Building with fips-provider requires the OpenSSL source tree (not just the
development headers) because the feature accesses non-public headers such as
crypto/evp.h, prov/provider_ctx.h, and internal/provider.h:
export OPENSSL_SOURCE_DIR=/path/to/openssl-3.5.0
cargo build --features fips-provider
The build system runs a second bindgen pass against fips_wrapper.h (written
to $OUT_DIR) that includes these private headers with appropriate #define
guards. It also compiles a small C probe to determine the byte offset of
keydata inside evp_pkey_st for the current target ABI, writing the result
to $OUT_DIR/keydata_offset.rs and exposing it as
native_ossl_sys::fips_internal::EVP_PKEY_KEYDATA_OFFSET.
This feature is validated on 64-bit LP64 Linux targets (x86_64, aarch64, riscv64, s390x). 32-bit targets are not yet supported.
Version-Gated Features
Several APIs are conditionally compiled based on the installed OpenSSL version. The build system detects capabilities automatically — no manual flags are needed.

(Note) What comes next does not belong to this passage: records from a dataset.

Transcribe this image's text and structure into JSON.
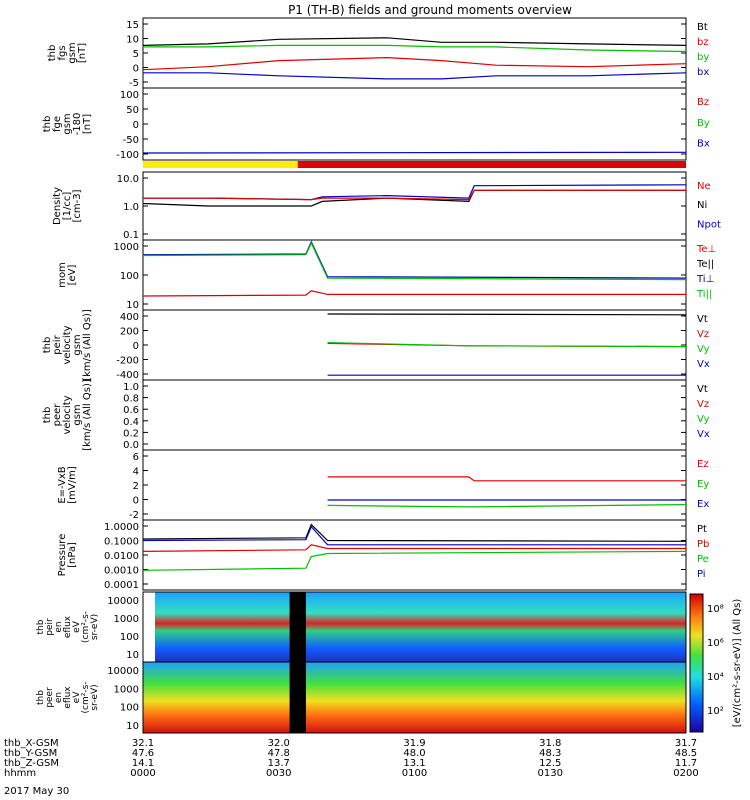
{
  "chart_data": {
    "type": "line",
    "title": "P1 (TH-B) fields and ground moments overview",
    "colors": {
      "black": "#000000",
      "red": "#e00000",
      "green": "#00c000",
      "blue": "#0000c8",
      "yellow": "#ffee00"
    },
    "panels": [
      {
        "ylabel": [
          "thb",
          "fgs",
          "gsm",
          "[nT]"
        ],
        "yticks": [
          "15",
          "10",
          "5",
          "0",
          "-5"
        ],
        "ylim": [
          -7,
          16
        ],
        "legend": [
          {
            "text": "Bt",
            "color": "black"
          },
          {
            "text": "bz",
            "color": "red"
          },
          {
            "text": "by",
            "color": "green"
          },
          {
            "text": "bx",
            "color": "blue"
          }
        ],
        "series": [
          {
            "name": "Bt",
            "color": "black",
            "t": [
              0,
              0.12,
              0.25,
              0.45,
              0.55,
              0.65,
              0.82,
              1
            ],
            "v": [
              7,
              7.5,
              9,
              9.5,
              8,
              8,
              7.5,
              7
            ]
          },
          {
            "name": "bz",
            "color": "red",
            "t": [
              0,
              0.12,
              0.25,
              0.45,
              0.55,
              0.65,
              0.82,
              1
            ],
            "v": [
              -1,
              0,
              2,
              3,
              2,
              0.5,
              0,
              1
            ]
          },
          {
            "name": "by",
            "color": "green",
            "t": [
              0,
              0.12,
              0.25,
              0.45,
              0.55,
              0.65,
              0.82,
              1
            ],
            "v": [
              6.5,
              6.5,
              7,
              7,
              6.5,
              6.5,
              5.5,
              5
            ]
          },
          {
            "name": "bx",
            "color": "blue",
            "t": [
              0,
              0.12,
              0.25,
              0.45,
              0.55,
              0.65,
              0.82,
              1
            ],
            "v": [
              -2,
              -2,
              -3,
              -4,
              -4,
              -3,
              -3,
              -2
            ]
          }
        ]
      },
      {
        "ylabel": [
          "thb",
          "fge",
          "gsm",
          "-180",
          "[nT]"
        ],
        "yticks": [
          "100",
          "50",
          "0",
          "-50",
          "-100"
        ],
        "ylim": [
          -130,
          105
        ],
        "legend": [
          {
            "text": "Bz",
            "color": "red"
          },
          {
            "text": "By",
            "color": "green"
          },
          {
            "text": "Bx",
            "color": "blue"
          }
        ],
        "series": [
          {
            "name": "Bx",
            "color": "blue",
            "t": [
              0,
              1
            ],
            "v": [
              -107,
              -105
            ]
          }
        ]
      },
      {
        "ylabel": [
          "Density",
          "[1/cc]",
          "[cm-3]"
        ],
        "yticks": [
          "10.0",
          "1.0",
          "0.1"
        ],
        "ylim": [
          0.1,
          40
        ],
        "log": true,
        "legend": [
          {
            "text": "Ne",
            "color": "red"
          },
          {
            "text": "Ni",
            "color": "black"
          },
          {
            "text": "Npot",
            "color": "blue"
          }
        ],
        "series": [
          {
            "name": "Ni",
            "color": "black",
            "t": [
              0,
              0.12,
              0.31,
              0.33,
              0.45,
              0.6,
              0.61,
              1
            ],
            "v": [
              2.5,
              2,
              2,
              3,
              4,
              3,
              8,
              8
            ]
          },
          {
            "name": "Npot",
            "color": "blue",
            "t": [
              0,
              0.12,
              0.31,
              0.33,
              0.45,
              0.6,
              0.61,
              1
            ],
            "v": [
              4,
              4,
              3.5,
              4.5,
              5,
              4,
              12,
              13
            ]
          },
          {
            "name": "Ne",
            "color": "red",
            "t": [
              0,
              0.12,
              0.31,
              0.33,
              0.45,
              0.6,
              0.61,
              1
            ],
            "v": [
              4,
              4,
              3.5,
              4,
              4,
              3.5,
              8,
              8
            ]
          }
        ]
      },
      {
        "ylabel": [
          "mom",
          "[eV]"
        ],
        "yticks": [
          "1000",
          "100",
          "10"
        ],
        "ylim": [
          3,
          3000
        ],
        "log": true,
        "legend": [
          {
            "text": "Te⊥",
            "color": "red"
          },
          {
            "text": "Te||",
            "color": "black"
          },
          {
            "text": "Ti⊥",
            "color": "blue"
          },
          {
            "text": "Ti||",
            "color": "green"
          }
        ],
        "series": [
          {
            "name": "Ti",
            "color": "blue",
            "t": [
              0,
              0.3,
              0.31,
              0.34,
              1
            ],
            "v": [
              700,
              750,
              2500,
              80,
              70
            ]
          },
          {
            "name": "Ti||",
            "color": "green",
            "t": [
              0,
              0.3,
              0.31,
              0.34,
              1
            ],
            "v": [
              650,
              700,
              2200,
              70,
              60
            ]
          },
          {
            "name": "Te",
            "color": "red",
            "t": [
              0,
              0.3,
              0.31,
              0.34,
              1
            ],
            "v": [
              12,
              13,
              20,
              14,
              14
            ]
          }
        ]
      },
      {
        "ylabel": [
          "thb",
          "peir",
          "velocity",
          "gsm",
          "[km/s (All Qs)]"
        ],
        "yticks": [
          "400",
          "200",
          "0",
          "-200",
          "-400"
        ],
        "ylim": [
          -440,
          440
        ],
        "legend": [
          {
            "text": "Vt",
            "color": "black"
          },
          {
            "text": "Vz",
            "color": "red"
          },
          {
            "text": "Vy",
            "color": "green"
          },
          {
            "text": "Vx",
            "color": "blue"
          }
        ],
        "series": [
          {
            "name": "Vt",
            "color": "black",
            "t": [
              0.34,
              1
            ],
            "v": [
              390,
              380
            ]
          },
          {
            "name": "Vz",
            "color": "red",
            "t": [
              0.34,
              0.6,
              1
            ],
            "v": [
              20,
              -10,
              -20
            ]
          },
          {
            "name": "Vy",
            "color": "green",
            "t": [
              0.34,
              0.6,
              1
            ],
            "v": [
              30,
              -10,
              -20
            ]
          },
          {
            "name": "Vx",
            "color": "blue",
            "t": [
              0.34,
              1
            ],
            "v": [
              -380,
              -380
            ]
          }
        ]
      },
      {
        "ylabel": [
          "thb",
          "peer",
          "velocity",
          "gsm",
          "[km/s (All Qs)]"
        ],
        "yticks": [
          "1.0",
          "0.8",
          "0.6",
          "0.4",
          "0.2",
          "0.0"
        ],
        "ylim": [
          0,
          1
        ],
        "legend": [
          {
            "text": "Vt",
            "color": "black"
          },
          {
            "text": "Vz",
            "color": "red"
          },
          {
            "text": "Vy",
            "color": "green"
          },
          {
            "text": "Vx",
            "color": "blue"
          }
        ],
        "series": []
      },
      {
        "ylabel": [
          "E=-VxB",
          "[mV/m]"
        ],
        "yticks": [
          "6",
          "4",
          "2",
          "0",
          "-2"
        ],
        "ylim": [
          -2.6,
          6.5
        ],
        "legend": [
          {
            "text": "Ez",
            "color": "red"
          },
          {
            "text": "Ey",
            "color": "green"
          },
          {
            "text": "Ex",
            "color": "blue"
          }
        ],
        "series": [
          {
            "name": "Ez",
            "color": "red",
            "t": [
              0.34,
              0.6,
              0.61,
              1
            ],
            "v": [
              3,
              3,
              2.5,
              2.5
            ]
          },
          {
            "name": "Ex",
            "color": "blue",
            "t": [
              0.34,
              1
            ],
            "v": [
              0,
              0
            ]
          },
          {
            "name": "Ey",
            "color": "green",
            "t": [
              0.34,
              0.6,
              1
            ],
            "v": [
              -0.7,
              -0.9,
              -0.6
            ]
          }
        ]
      },
      {
        "ylabel": [
          "Pressure",
          "[nPa]"
        ],
        "yticks": [
          "1.0000",
          "0.1000",
          "0.0100",
          "0.0010",
          "0.0001"
        ],
        "ylim": [
          0.0001,
          1.5
        ],
        "log": true,
        "legend": [
          {
            "text": "Pt",
            "color": "black"
          },
          {
            "text": "Pb",
            "color": "red"
          },
          {
            "text": "Pe",
            "color": "green"
          },
          {
            "text": "Pi",
            "color": "blue"
          }
        ],
        "series": [
          {
            "name": "Pt",
            "color": "black",
            "t": [
              0,
              0.3,
              0.31,
              0.34,
              1
            ],
            "v": [
              0.11,
              0.13,
              0.8,
              0.09,
              0.08
            ]
          },
          {
            "name": "Pb",
            "color": "red",
            "t": [
              0,
              0.3,
              0.31,
              0.34,
              1
            ],
            "v": [
              0.02,
              0.025,
              0.05,
              0.03,
              0.03
            ]
          },
          {
            "name": "Pi",
            "color": "blue",
            "t": [
              0,
              0.3,
              0.31,
              0.34,
              1
            ],
            "v": [
              0.09,
              0.1,
              0.6,
              0.05,
              0.05
            ]
          },
          {
            "name": "Pe",
            "color": "green",
            "t": [
              0,
              0.3,
              0.31,
              0.34,
              1
            ],
            "v": [
              0.0015,
              0.002,
              0.01,
              0.015,
              0.02
            ]
          }
        ]
      }
    ],
    "spectrograms": [
      {
        "ylabel": [
          "thb",
          "peir",
          "en",
          "eflux",
          "eV",
          "(cm²-s-",
          "sr-eV)"
        ],
        "yticks": [
          "10000",
          "1000",
          "100",
          "10"
        ]
      },
      {
        "ylabel": [
          "thb",
          "peer",
          "en",
          "eflux",
          "eV",
          "(cm²-s-",
          "sr-eV)"
        ],
        "yticks": [
          "10000",
          "1000",
          "100",
          "10"
        ]
      }
    ],
    "colorbar": {
      "ticks": [
        "10⁸",
        "10⁶",
        "10⁴",
        "10²"
      ],
      "label": "[eV/(cm²-s-sr-eV)] (All Qs)"
    },
    "xaxis": {
      "rows": [
        {
          "label": "thb_X-GSM",
          "values": [
            "32.1",
            "32.0",
            "31.9",
            "31.8",
            "31.7"
          ]
        },
        {
          "label": "thb_Y-GSM",
          "values": [
            "47.6",
            "47.8",
            "48.0",
            "48.3",
            "48.5"
          ]
        },
        {
          "label": "thb_Z-GSM",
          "values": [
            "14.1",
            "13.7",
            "13.1",
            "12.5",
            "11.7"
          ]
        },
        {
          "label": "hhmm",
          "values": [
            "0000",
            "0030",
            "0100",
            "0130",
            "0200"
          ]
        }
      ],
      "date": "2017 May 30"
    }
  }
}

Version flags (from OPENSSL_VERSION_NUMBER):
| cfg flag | Minimum version | APIs enabled |
|---|---|---|
ossl307 | 3.0.7 (floor) | always active; baseline signal |
ossl310 | 3.1.0 | Clone for RandCtx |
ossl320 | 3.2.0 | MessageSigner, MessageVerifier, SigAlg, EncapCtx, DecapCtx, GlobalRandCtx, RandCtx::public/private_global, ErrState |
ossl350 | 3.5.0 | SshkdfBuilder, KbkdfBuilder and related types |
ossl_v400 | 4.0.0 | DigestCtx::serialize_size, DigestCtx::serialize, DigestCtx::deserialize |
Algorithm-presence flags (from header macros; absent when the algorithm family was not compiled into this OpenSSL installation):
| cfg flag | Meaning |
|---|---|
ossl_slhdsa | SLH-DSA algorithm family available |
ossl_mldsa | ML-DSA algorithm family available |
ossl_mlkem | ML-KEM algorithm family available |
param_clear_free | OSSL_PARAM_clear_free available (secure param cleanup) |
To inspect which flags are active for the current build:
cargo rustc -p native-ossl -- --print=cfg 2>&1 | grep ossl
Tests for version-gated features carry matching #[cfg(...)] attributes and are
automatically skipped when the flag is not set.
Integration Tests
Integration tests live in native-ossl/tests/:
tests/
├── test_digest.rs — SHA-2, SHA-3 NIST test vectors
├── test_cipher.rs — AES-GCM, ChaCha20-Poly1305 NIST vectors
├── test_mac.rs — HMAC, CMAC NIST vectors
├── test_pkey.rs — RSA, ECDSA, Ed25519 sign/verify round-trips
├── test_kdf.rs — HKDF, PBKDF2, scrypt test vectors
├── test_x509.rs — parse real certificates, verify self-signed
└── test_ssl.rs — in-process TLS with paired memory BIOs
Run them separately to reduce noise:
cargo test -p native-ossl --test test_digest
cargo test -p native-ossl --test test_ssl
The encrypt-demo Example
examples/encrypt-demo demonstrates hybrid encryption using RSA-OAEP + AES-256-GCM:
cargo run -p encrypt-demo
It exercises: key generation, public key serialization, RSA-OAEP encryption of a symmetric key, AES-256-GCM encryption of a payload, decryption and verification of the authentication tag, and round-trip assertion.
Documentation
Build the mdbook documentation locally:
# Install mdBook if not present
cargo install mdbook
# Build and open in browser
cd docs
mdbook build --open
# Serve with live reload during editing
mdbook serve
The built book is written to docs/book/ and is not committed to the repository.
Vendored OpenSSL Build
To build against a specific OpenSSL source tree rather than the system library:
# Point to the OpenSSL source tree
export KRYOPTIC_OPENSSL_SOURCES=/path/to/openssl-3.5.0 # or NATIVE_OSSL_OPENSSL_SOURCES
cargo build --features vendored
The vendored feature invokes the build_vendored() path in build.rs, which
runs ./Configure and make against the source tree and links the result
statically. This is useful for reproducible builds and CI environments without a
system OpenSSL installation.
Continuous Integration Checklist
A release-ready state requires:
cargo fmt --all --check # formatting
cargo clippy --all-targets -- -D warnings # lints
cargo test --all # tests (FIPS skipped if provider absent)
cargo doc --no-deps # documentation compiles
All of these must pass with zero warnings.